Scrubbed of Ketchup Stains, LS Lowry Work Ready to Debut

L.S. Lowry's "View of Deptford Power Station from Greenwich" the larger painting that inspired the ketchup-stained work. Courtesy of the National Maritime Museum, London.

Restorers preparing The Thames at Greenwich, by British artist LS Lowry (1887–1976), for its public debut had an unusual conservation challenge: tomato ketchup stains. As reported by the BBC, the oil painting, which has hung in a family home since the 1970s, will be on display at the Lowry Arts Centre in Salford, England, through December.

According to a BBC interview with a Lowry Arts Centre spokesperson, the work “had a light layer of surface dirt [and] two small and very old, ketchup stains,” thought to have been acquired during its years in the private residence.
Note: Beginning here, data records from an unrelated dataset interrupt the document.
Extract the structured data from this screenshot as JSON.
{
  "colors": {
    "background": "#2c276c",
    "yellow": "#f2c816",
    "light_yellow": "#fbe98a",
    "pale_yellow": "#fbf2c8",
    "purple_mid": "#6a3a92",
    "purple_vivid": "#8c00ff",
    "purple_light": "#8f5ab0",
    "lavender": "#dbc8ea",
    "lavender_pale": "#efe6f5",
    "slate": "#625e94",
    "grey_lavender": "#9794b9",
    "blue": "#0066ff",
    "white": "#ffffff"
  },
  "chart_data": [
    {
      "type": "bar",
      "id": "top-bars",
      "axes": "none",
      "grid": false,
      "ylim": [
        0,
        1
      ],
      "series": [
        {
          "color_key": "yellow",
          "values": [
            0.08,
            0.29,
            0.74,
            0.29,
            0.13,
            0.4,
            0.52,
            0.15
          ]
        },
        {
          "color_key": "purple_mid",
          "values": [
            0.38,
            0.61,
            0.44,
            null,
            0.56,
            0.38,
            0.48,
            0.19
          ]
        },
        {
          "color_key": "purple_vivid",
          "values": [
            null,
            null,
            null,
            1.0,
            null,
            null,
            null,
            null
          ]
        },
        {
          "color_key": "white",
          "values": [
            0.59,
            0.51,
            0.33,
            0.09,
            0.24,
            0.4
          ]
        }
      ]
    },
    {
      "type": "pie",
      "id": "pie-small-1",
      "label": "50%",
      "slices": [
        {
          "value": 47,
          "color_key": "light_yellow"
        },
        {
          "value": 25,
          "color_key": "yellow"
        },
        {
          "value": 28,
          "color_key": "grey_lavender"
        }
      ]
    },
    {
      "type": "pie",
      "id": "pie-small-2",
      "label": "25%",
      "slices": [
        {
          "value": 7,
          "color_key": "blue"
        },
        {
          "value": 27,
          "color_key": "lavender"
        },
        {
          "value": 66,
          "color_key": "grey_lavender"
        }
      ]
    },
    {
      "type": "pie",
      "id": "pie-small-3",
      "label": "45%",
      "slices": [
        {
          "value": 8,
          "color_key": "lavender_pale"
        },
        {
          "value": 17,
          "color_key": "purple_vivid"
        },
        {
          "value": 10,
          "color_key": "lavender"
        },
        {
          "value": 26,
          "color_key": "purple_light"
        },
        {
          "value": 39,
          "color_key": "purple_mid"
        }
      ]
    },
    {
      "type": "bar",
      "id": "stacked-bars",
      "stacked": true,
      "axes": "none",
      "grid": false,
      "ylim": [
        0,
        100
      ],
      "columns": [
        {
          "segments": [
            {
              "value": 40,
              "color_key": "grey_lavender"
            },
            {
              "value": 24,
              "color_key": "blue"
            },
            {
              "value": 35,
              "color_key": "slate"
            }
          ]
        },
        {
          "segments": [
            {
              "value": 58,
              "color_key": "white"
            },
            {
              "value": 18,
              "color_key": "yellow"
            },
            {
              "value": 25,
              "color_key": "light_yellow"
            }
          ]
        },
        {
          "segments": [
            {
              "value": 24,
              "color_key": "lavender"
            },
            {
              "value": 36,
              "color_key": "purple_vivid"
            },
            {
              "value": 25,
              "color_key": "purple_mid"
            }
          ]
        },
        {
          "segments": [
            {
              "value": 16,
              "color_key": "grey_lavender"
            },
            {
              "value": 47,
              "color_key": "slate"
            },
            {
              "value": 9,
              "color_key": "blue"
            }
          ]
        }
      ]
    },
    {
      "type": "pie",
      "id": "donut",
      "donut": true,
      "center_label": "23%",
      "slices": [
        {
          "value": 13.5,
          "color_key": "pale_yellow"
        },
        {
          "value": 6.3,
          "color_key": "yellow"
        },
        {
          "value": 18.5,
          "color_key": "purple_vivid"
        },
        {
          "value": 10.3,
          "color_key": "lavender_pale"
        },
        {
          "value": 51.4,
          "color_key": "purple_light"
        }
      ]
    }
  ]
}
The painting and a related drawing that will accompany it in the exhibition, both circa 1957–59, were created in connection with Lowry’s major 1959 work, View of Deptford Power Station from Greenwich, which belongs to London’s National Maritime Museum. The center’s curator, Clare Stewart, told the BBC that it is “very exciting to be able to display pictures which will be completely unknown to our visitors.”

Although Lowry was “a regular visitor to London,” Stewart added, “his views of the city are relatively rare.” While his paintings of street traffic in Piccadilly Circus are well-known, “his fascination with waterways, however, meant he was obviously drawn to the Thames—and these works are a great example of that.”